Talking to media, associate professor at the Ahmedabad Civil Hospital, Dr Bela Shah attributed the deaths to pre-mature deliveries and low birth weight. Some infants also had breathing difficulties and could not survive despite being put on ventilator.
The death figures are ironical considering that the state government has time and again boasted about its schemes for pregnant mothers and infants.
As per the figures of the National Family Health Survey – 4 for 2015-16, the infant and child mortality rate per 1,000 births in rural areas of Gujarat is 39 and in urban areas 27.
Mothers who have had full antenatal care is just 24 per cent in rural areas and 39.6 per cent in urban areas. Moreover, children who received a health check from a doctor/nurse, midwife or health personnel within two days of birth is only 15.8 per cent in rural areas and 15.7 per cent in urban areas. These are figures for the last birth in five years before the survey.
Questioned Jhanvi Andharia of ANANDI, an organisation working in Gujarat's remote areas for maternal health, “How has it happened if all your (government's) schemes are in place?” She also wondered whether these were the only cases or were just the tip of an ice-berg.
Demanding an apology from the chief minister, Congress national spokesperson Shaktisinh Gohil said that the government should give Rs 10 lakh to each of the families who lost their infants.

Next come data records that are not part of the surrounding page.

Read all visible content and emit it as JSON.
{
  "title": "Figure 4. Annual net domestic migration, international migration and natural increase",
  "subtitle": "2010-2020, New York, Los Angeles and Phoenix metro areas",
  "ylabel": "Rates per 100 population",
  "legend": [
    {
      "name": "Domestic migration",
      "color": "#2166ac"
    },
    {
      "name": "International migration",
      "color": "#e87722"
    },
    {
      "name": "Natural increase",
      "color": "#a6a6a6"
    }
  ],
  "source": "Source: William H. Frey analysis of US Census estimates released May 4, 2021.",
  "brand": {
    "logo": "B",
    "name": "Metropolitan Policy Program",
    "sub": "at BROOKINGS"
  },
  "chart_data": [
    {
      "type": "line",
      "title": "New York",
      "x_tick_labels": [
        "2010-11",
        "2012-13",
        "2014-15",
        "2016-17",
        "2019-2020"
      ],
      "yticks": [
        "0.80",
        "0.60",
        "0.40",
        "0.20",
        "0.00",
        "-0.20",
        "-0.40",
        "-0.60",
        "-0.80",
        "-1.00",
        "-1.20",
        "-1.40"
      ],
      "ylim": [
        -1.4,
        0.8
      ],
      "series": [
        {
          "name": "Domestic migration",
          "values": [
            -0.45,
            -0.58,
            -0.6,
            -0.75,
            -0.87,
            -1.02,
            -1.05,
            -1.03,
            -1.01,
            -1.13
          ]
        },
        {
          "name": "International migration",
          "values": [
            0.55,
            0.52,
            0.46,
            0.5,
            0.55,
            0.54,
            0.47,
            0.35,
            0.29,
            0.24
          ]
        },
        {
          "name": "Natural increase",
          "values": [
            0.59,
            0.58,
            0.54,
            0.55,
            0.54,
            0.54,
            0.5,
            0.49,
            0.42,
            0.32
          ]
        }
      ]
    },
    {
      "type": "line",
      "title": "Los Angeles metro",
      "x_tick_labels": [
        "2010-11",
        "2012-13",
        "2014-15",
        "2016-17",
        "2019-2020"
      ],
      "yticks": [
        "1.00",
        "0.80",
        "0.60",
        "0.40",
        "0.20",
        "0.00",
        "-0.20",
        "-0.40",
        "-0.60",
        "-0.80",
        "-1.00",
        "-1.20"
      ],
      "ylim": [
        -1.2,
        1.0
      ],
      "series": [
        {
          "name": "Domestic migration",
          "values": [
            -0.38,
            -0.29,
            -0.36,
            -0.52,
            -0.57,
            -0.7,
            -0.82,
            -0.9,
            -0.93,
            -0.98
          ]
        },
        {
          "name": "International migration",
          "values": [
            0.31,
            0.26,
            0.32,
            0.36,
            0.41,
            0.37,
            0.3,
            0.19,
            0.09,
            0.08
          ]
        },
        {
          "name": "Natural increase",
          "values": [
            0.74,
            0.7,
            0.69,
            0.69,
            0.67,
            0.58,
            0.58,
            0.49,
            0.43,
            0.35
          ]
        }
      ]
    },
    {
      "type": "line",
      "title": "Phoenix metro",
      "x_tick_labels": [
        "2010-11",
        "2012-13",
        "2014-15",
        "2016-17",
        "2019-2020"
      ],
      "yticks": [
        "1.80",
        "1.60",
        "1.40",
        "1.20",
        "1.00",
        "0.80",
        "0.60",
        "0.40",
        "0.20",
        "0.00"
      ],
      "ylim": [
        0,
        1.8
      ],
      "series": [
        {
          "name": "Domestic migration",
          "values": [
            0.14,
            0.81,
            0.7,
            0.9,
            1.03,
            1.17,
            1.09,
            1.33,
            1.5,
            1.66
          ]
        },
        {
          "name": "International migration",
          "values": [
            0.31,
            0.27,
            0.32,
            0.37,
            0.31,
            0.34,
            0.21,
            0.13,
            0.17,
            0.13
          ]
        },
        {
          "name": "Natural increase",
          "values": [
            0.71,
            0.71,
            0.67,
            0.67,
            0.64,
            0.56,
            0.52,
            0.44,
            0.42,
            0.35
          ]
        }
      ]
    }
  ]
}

Regardless of post Diwali vacation period or non-availability of doctors, the deaths also bring to light the issue of vacancies of doctors and para medical staff in government hospitals at every level, including taluka levels. It also raises question on the availability of basic facilities at the taluka levels.
According to Gohil, the CAG, in its reports of 2013 and 2015, had also mentioned that the neo-natal wards at the Ahmedabad Civil Hospital required CCTV cameras. He claimed that till Monday, when he got video shooting of the neo-natal ICU wards done, the cameras were not put up. The CAG report had also mentioned about the air conditioners not working properly.
The Congress leader also alleged that in the last couple of years, the medical and para-medical staff of the civil hospital have not been sent for updating of their knowledge through continuous medical education.